A talking head archival documentary to be sure, but with a subject such as Mike Wallace (who spent his career as a so-called talking head) there was no other way to film it.
Wallace is, perhaps, the one man who defined television journalism. His demeanor was stern and his questions were sometimes strikingly blunt and he didn’t suffer fools gladly nor take BS answers to direct questions. Even Wallace describes himself as “insistent” and a man who is “not to be pushed aside.”
Director Avi Belkin has crafted a fascinating account of a man who truly paid his dues and would go on to become one of America’s most important journalists.
After being a spokesperson for many products such as Parliament cigarettes, Ajax cleaner, and more, Wallace found his way to television news and would go on to become one of the most feared reporters of his profession due to his aggressive and pugilistic interview style.
Through amazing archival footage we follow Wallace’s seven decade-long professional evolution from his days in radio to the 1950s interview show “Night Beat,” and, finally, on to his groundbreaking stint on “60 Minutes.”
Belkin had crucial and unheard-of access to CBS archives and wisely allows his film to jump back and forth in time, letting his subject reflect on a given incident while we are privy to many extremely powerful moments with subjects such as the Ayatollah Khomeini, Jeffrey Wigand (a defining moment where Wallace stood up to CBS after they tried to bury the interview), Malcolm X, Bette Davis, Barbara Streisand (who called him “an asshole”), and so many more.
The most unsettling moment in the film is Wallace’s emotionally-powerful interview with one of the American soldiers involved in the My Lai massacre. Stern and angry, Wallace asks the man, “How do you shoot babies?” The soldier (who would go on to express his regret at allowing himself to be interviewed) is visibly shaken and scared by Wallace’s direct moral right questions.
It’s quite fascinating to watch the tables turn when Mike Wallace allowed himself to be the interviewee. While he pushes his own subjects, never accepting nor allowing dismissive responses, Wallace didn’t like talking about himself and was always evasive with his answers. The groundbreaking journalist who always asked the tough questions was most certainly uncomfortable sitting on the other side and completely hypocritical in his dismissive responses. The film smartly doesn’t shy away from this dichotomy.
If there is one issue to be had with this very good documentary, it is the fact that it does essentially become a “highlight reel.” As we are settling in for a deeper examination of Wallace, it needed somewhat of a better balance between the admiration and the scrutinization of its subject. The tragic death of his son Peter is covered much too quickly, as is Wallace’s struggles with depression and self-loathing that led to a suicide attempt that took the man years to admit. However, as I stated and due to Wallace’s disinterest in speaking about himself, there really is no other way to tell this story and get to its subject’s soul but through hisown interview footage and the words of the people who knew him professionally.

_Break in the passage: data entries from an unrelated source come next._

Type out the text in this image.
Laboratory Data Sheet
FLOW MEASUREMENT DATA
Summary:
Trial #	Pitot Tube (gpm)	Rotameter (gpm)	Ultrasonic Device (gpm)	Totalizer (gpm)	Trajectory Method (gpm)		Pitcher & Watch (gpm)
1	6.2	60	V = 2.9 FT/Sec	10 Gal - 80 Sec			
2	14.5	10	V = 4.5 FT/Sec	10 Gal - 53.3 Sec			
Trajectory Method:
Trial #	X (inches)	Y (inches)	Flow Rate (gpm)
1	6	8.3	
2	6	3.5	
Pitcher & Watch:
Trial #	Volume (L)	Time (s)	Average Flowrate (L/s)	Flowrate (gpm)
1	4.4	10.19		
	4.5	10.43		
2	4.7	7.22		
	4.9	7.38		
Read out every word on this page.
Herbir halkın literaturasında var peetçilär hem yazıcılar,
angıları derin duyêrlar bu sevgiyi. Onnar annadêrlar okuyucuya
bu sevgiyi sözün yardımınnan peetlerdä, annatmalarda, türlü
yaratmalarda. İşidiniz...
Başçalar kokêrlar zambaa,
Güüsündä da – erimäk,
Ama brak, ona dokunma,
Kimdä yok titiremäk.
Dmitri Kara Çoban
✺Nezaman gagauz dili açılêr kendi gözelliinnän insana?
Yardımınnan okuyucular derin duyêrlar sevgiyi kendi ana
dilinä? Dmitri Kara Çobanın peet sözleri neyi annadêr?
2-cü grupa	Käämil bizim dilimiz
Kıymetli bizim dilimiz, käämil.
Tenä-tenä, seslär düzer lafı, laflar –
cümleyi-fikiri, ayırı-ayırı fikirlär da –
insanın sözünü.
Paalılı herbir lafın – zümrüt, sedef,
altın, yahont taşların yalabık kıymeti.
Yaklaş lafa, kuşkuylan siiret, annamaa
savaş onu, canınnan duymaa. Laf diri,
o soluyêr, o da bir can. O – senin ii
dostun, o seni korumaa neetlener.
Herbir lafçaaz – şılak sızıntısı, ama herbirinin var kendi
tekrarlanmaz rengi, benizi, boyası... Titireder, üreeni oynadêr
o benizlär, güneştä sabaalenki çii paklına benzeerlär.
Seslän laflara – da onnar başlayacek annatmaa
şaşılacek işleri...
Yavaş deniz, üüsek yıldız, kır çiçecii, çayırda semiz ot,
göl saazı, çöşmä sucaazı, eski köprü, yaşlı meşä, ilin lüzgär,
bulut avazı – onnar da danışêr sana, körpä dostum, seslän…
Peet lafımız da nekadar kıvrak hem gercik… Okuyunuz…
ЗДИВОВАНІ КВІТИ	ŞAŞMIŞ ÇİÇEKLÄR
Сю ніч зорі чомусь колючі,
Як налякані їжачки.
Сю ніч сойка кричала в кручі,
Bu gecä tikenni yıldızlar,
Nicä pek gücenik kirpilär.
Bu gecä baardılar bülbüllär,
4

Mike Wallace died in 2012 at the age of ninety three, yet he lived to see the sad erosion of network news dominance. Today’s news is full of finger-pointing and drumming up anger rather than directly reporting events and doing what it takes to get to the truth. In this, the passing of Mike Wallace was the true end of an era. His was a journalism that we shall never see again. In many ways, he was a champion for the people’s right to know.
“Mike Wallace is Here” is compelling and smart and at its best when it reminds us of the importance of journalistic truth and of men like Mike Wallace who would fight for it.